Several times I came this close to giving up. My balance was shot to hell. The seat was too high. The gears were set wrong. I hadn’t been on a bicycle since I was in my early fifties in Las Vegas. Patiently Hubby tested and made all the necessary adjustments. Finally, when my legs could reach out and touch the pavement any time I felt vulnerable or needed to stop, I decide to have a go at it. I was really nervous every time a car or another biker approached and my fingers inched close to the brake gear, but I gradually got used to it. I knew I could stop anytime I wanted and probably wouldn’t kill myself doing it. I only went into a near-panic once–when that damn motorcycle passed me in the same lane I was in without going around me. I decided I should have pinned a sign on my back like a driving instructor puts on the windshield for student drivers. Beware! Old lady bicycling for the first time in more than 15 years!

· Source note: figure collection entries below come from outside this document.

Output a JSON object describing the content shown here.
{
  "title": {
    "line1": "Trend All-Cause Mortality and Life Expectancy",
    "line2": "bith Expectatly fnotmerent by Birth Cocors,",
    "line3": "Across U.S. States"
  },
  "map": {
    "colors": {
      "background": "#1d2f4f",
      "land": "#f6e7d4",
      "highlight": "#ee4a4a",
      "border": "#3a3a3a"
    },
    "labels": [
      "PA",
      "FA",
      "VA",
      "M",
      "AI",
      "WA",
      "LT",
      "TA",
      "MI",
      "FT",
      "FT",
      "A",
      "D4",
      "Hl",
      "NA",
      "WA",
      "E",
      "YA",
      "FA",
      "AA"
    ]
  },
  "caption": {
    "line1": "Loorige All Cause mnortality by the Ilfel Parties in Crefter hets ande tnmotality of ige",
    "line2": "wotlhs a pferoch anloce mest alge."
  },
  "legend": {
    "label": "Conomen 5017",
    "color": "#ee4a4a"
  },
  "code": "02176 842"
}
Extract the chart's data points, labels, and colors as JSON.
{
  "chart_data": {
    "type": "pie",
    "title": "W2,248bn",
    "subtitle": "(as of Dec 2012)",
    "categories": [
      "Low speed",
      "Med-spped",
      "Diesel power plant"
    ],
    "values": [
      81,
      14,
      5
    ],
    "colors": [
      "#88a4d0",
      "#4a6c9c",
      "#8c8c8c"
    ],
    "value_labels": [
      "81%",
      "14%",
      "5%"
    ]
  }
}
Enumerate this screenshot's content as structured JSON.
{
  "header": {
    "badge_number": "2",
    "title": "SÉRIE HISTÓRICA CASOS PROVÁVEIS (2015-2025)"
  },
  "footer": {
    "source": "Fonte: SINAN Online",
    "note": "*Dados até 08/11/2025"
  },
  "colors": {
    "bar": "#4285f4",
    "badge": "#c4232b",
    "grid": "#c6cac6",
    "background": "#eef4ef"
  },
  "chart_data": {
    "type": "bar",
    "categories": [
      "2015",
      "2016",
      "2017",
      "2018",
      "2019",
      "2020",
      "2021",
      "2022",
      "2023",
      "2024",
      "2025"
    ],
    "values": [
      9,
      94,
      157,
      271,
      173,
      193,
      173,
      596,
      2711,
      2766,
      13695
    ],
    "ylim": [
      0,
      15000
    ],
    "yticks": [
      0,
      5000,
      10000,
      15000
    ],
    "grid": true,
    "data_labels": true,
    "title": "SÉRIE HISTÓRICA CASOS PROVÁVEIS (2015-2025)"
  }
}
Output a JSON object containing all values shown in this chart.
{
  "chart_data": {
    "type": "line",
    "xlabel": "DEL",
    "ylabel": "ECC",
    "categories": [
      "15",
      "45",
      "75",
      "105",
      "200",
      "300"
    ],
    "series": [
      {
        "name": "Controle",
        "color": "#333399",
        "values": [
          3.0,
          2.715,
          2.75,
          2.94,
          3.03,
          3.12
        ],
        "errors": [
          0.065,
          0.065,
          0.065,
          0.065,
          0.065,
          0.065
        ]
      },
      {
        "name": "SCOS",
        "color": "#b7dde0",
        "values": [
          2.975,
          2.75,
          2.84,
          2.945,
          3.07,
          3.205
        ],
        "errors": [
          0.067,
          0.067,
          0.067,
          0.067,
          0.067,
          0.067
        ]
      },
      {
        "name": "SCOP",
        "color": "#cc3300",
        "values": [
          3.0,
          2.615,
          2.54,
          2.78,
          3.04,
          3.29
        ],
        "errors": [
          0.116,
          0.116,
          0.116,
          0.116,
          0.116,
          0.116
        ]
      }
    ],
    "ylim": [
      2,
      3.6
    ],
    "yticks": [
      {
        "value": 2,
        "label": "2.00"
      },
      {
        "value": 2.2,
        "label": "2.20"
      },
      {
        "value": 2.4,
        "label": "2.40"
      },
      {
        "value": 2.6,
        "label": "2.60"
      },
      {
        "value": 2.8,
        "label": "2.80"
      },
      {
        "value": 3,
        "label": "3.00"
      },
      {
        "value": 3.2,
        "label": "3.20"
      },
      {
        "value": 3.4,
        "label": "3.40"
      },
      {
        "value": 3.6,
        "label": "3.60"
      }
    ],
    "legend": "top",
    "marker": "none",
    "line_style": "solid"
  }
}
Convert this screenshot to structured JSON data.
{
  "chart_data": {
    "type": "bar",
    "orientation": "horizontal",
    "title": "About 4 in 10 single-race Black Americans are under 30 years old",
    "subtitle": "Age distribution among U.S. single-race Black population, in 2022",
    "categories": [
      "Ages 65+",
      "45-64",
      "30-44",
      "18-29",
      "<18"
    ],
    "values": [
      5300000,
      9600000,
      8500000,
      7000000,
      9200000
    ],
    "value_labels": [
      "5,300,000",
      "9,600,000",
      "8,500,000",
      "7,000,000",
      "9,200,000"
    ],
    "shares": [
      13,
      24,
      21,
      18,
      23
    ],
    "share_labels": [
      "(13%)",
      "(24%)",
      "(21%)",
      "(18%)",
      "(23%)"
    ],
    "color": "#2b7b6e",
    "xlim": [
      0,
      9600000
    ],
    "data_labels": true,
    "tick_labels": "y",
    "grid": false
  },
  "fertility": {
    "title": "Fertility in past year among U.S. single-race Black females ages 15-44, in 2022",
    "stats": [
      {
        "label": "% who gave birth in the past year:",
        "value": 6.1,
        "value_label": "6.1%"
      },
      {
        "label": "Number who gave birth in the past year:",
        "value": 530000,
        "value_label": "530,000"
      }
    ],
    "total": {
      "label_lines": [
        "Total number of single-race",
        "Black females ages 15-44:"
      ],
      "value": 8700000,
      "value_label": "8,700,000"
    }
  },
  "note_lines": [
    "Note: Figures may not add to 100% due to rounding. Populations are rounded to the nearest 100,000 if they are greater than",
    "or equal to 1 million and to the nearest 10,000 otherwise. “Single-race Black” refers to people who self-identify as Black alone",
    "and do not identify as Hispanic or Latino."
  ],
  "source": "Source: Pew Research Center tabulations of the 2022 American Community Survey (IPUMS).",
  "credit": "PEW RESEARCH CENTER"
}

Getting back to all the hype about the new approach to aging, this study and that, plus my noticeably increased stamina and agility, I doubt that I’ve done enough to significantly reset my biologic clock. I decided that early the next morning when I woke up feeling young and rested after a good night’s sleep, pleased as punch with myself for not giving up on the bicycle thing but feeling pretty stiff. When I started to get out of bed I wasn’t sure if I could even lift my head because of my sore neck muscles due to tension I guess, or the fall on the driveway. Today I’m almost back to normal. Reversing my biologic clock? Not sure. I only know for awhile there I felt more like I had been born in the days of this contraption. If I had though, I guess I wouldn’t have even had to peddle. Hubby would have done all the work and I could’ve just sat there looking pretty!

I wish I had taken my camera along to capture this momentous occasion, but I plumb forgot–another age related phenomena that may also be reversed as long as we stay physically and mentally active. Bonafide photographs of all of us would have been so much nicer, and you would have proof instead of having to take my word for it. On second thought, I was holding on so tight to the handle bars I’m not sure how I would have managed a camera anyhow. Instead, my gratitude goes to the Flickr Commons Collection for these vintage prints, presented under the fair use “no known restrictions” designation.